Chomsky claims that a boycott of Israeli academia is hypocritical because US academics are equally complicit in the “far greater crimes of the United States.” Since the end of the Cold War Israel and its US supporters have been prime movers in US crimes: the 1991 Gulf War; “dual containment” of Iran and Iraq; provoking the 9/11 attacks and all their sequelae; and the 2003 invasion of Iraq and the present dissolution of the Middle East into medieval components.50 Chomsky’s charge is a gambit to protect Israel and its supporters, not to oppose the US.
‘Each country has its own way’
In a 2004 interview, Chomsky rejected the use of apartheid, the Afrikaans word for South African segregation, to describe Zionism within Israel. He acknowledged its existence. “There is a kind of apartheid structure, and its built into the system. It’s also built into the immigration laws and all sorts of other things.” Yet he stated, “these are just inflammatory terms… I think it’s just sufficient to describe the situation, without comparing it to other situations.
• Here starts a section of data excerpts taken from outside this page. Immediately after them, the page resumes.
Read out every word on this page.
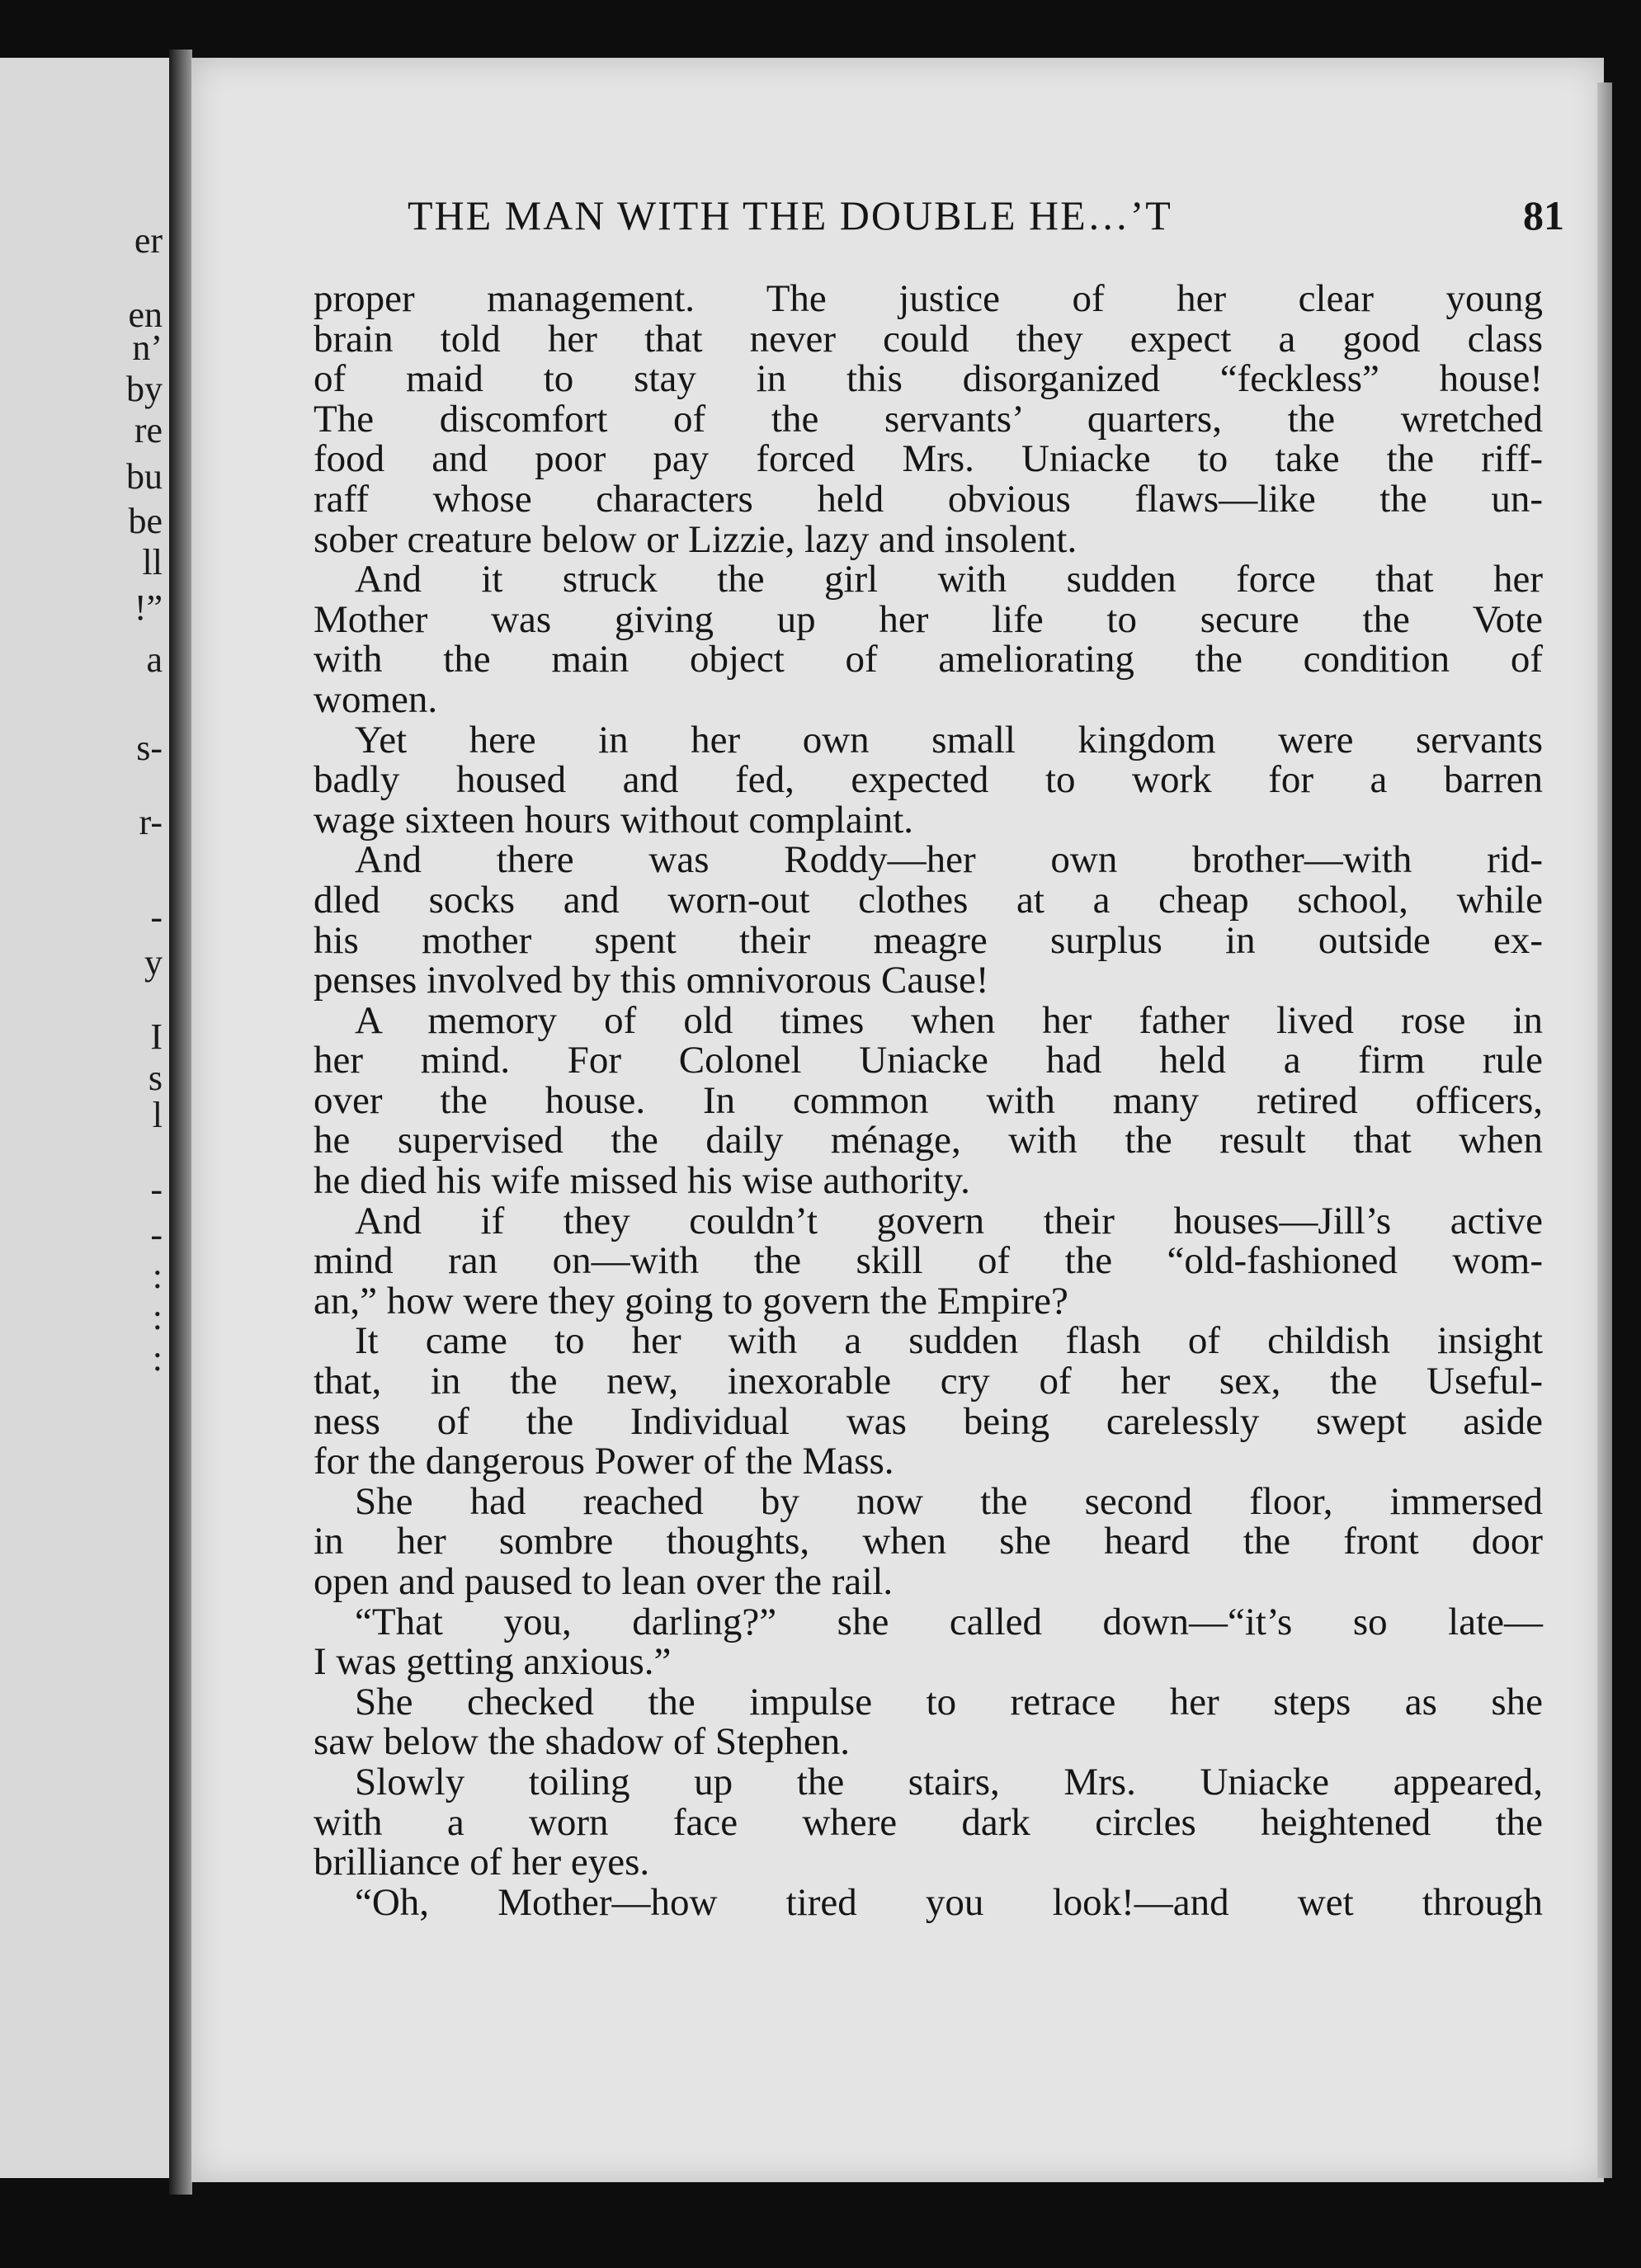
er
en
n’
by
re
bu
be
ll
!”
a
s-
r-
-
y
I
s
l
-
-
:
:
:
THE MAN WITH THE DOUBLE HE…’T	81
proper management. The justice of her clear young
brain told her that never could they expect a good class
of maid to stay in this disorganized “feckless” house!
The discomfort of the servants’ quarters, the wretched
food and poor pay forced Mrs. Uniacke to take the riff-
raff whose characters held obvious flaws—like the un-
sober creature below or Lizzie, lazy and insolent.
And it struck the girl with sudden force that her
Mother was giving up her life to secure the Vote
with the main object of ameliorating the condition of
women.
Yet here in her own small kingdom were servants
badly housed and fed, expected to work for a barren
wage sixteen hours without complaint.
And there was Roddy—her own brother—with rid-
dled socks and worn-out clothes at a cheap school, while
his mother spent their meagre surplus in outside ex-
penses involved by this omnivorous Cause!
A memory of old times when her father lived rose in
her mind. For Colonel Uniacke had held a firm rule
over the house. In common with many retired officers,
he supervised the daily ménage, with the result that when
he died his wife missed his wise authority.
And if they couldn’t govern their houses—Jill’s active
mind ran on—with the skill of the “old-fashioned wom-
an,” how were they going to govern the Empire?
It came to her with a sudden flash of childish insight
that, in the new, inexorable cry of her sex, the Useful-
ness of the Individual was being carelessly swept aside
for the dangerous Power of the Mass.
She had reached by now the second floor, immersed
in her sombre thoughts, when she heard the front door
open and paused to lean over the rail.
“That you, darling?” she called down—“it’s so late—
I was getting anxious.”
She checked the impulse to retrace her steps as she
saw below the shadow of Stephen.
Slowly toiling up the stairs, Mrs. Uniacke appeared,
with a worn face where dark circles heightened the
brilliance of her eyes.
“Oh, Mother—how tired you look!—and wet through
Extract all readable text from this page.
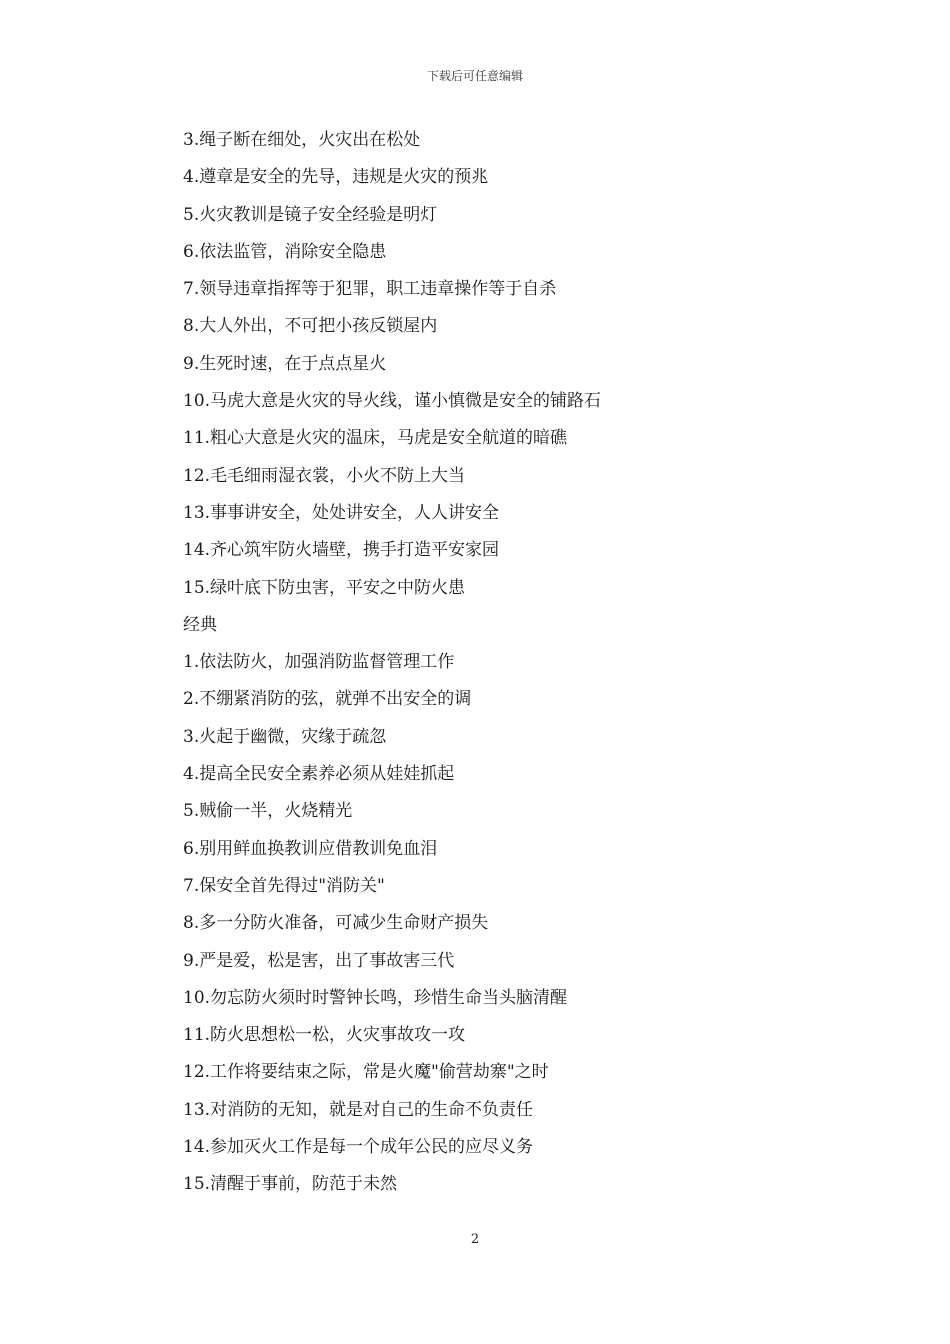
下载后可任意编辑
3.绳子断在细处，火灾出在松处
4.遵章是安全的先导，违规是火灾的预兆
5.火灾教训是镜子安全经验是明灯
6.依法监管，消除安全隐患
7.领导违章指挥等于犯罪，职工违章操作等于自杀
8.大人外出，不可把小孩反锁屋内
9.生死时速，在于点点星火
10.马虎大意是火灾的导火线，谨小慎微是安全的铺路石
11.粗心大意是火灾的温床，马虎是安全航道的暗礁
12.毛毛细雨湿衣裳，小火不防上大当
13.事事讲安全，处处讲安全，人人讲安全
14.齐心筑牢防火墙壁，携手打造平安家园
15.绿叶底下防虫害，平安之中防火患
经典
1.依法防火，加强消防监督管理工作
2.不绷紧消防的弦，就弹不出安全的调
3.火起于幽微，灾缘于疏忽
4.提高全民安全素养必须从娃娃抓起
5.贼偷一半，火烧精光
6.别用鲜血换教训应借教训免血泪
7.保安全首先得过"消防关"
8.多一分防火准备，可减少生命财产损失
9.严是爱，松是害，出了事故害三代
10.勿忘防火须时时警钟长鸣，珍惜生命当头脑清醒
11.防火思想松一松，火灾事故攻一攻
12.工作将要结束之际，常是火魔"偷营劫寨"之时
13.对消防的无知，就是对自己的生命不负责任
14.参加灭火工作是每一个成年公民的应尽义务
15.清醒于事前，防范于未然
2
Each country is going to have its own way: Jim Crow is different from South African apartheid.” Chomsky recounted the anti-Semitism his family had experienced when he was growing up, and the fact that Harvard had very few Jewish faculty when he arrived on a post-doctoral fellowship in the early 1950s. “That’s not the same as South African apartheid, I don’t know what name you can give it, but it’s something, you have to describe it for what it is.”23
Or what it was. Anti-Semitism declined rapidly after 1945, and Jewish socioeconomic ascendancy, ongoing since Jewish immigrants arrived on American shores, continued apace, with the result that US elites have been thoroughly Judaized and the situation Chomsky described reversed. It is a positive thing about US society that millions of Jews could emigrate from the most impoverished and oppressed conditions in Europe, and that their descendants could rise to the top. The Jewish chauvinism that has been awakened by Zionism is a very negative and destructive thing.
The racialism of Zionism and Israeli society is not just “another way” of discrimination. No other state today defines itself formally as racialist, and insists that racialism is normative, as Israel demands to be recognized as the state of the Jewish people, with ever-escalating vehemence and violence. Most recently the cabinet sent to the Knesset legislation to ensure the “Jewish” character of Israel, which will “demote Arabic—spoken by the fifth of the population who belong to the country’s Palestinian minority—from its current status as an official language,” make “ ‘Jewish tradition’ and ‘the prophets of Israel’ a primary source of legal and judicial authority,” and formally define “Israel as belonging to Jews around the world rather than to its citizens, which includes 1.5 million Palestinians.”51
This has been building since the 1993 Oslo Accords between Israel and the PLO. Israel envisioned a “peace without Arabs,” as Israeli ex-patriate scholar Amnon Raz-Krakotzkin put it.52 The Oslo Accords did not recognize the Palestinian Arabs as equal inhabitants of historic Palestine, and the injustice done them by the establishment of Israel. Rather they expressed the idea of “separation,” which would remove the Palestinian Arabs from Israel’s midst and let it continue its separate, Zionist, Jewish destiny. The “reality of separation which was formed after the Oslo Accord actually diminished the differences between the main political powers in Israel concerning the future of the Occupied Territories.”53 The “peace” and “national” camps differed only on how best to achieve “separation.”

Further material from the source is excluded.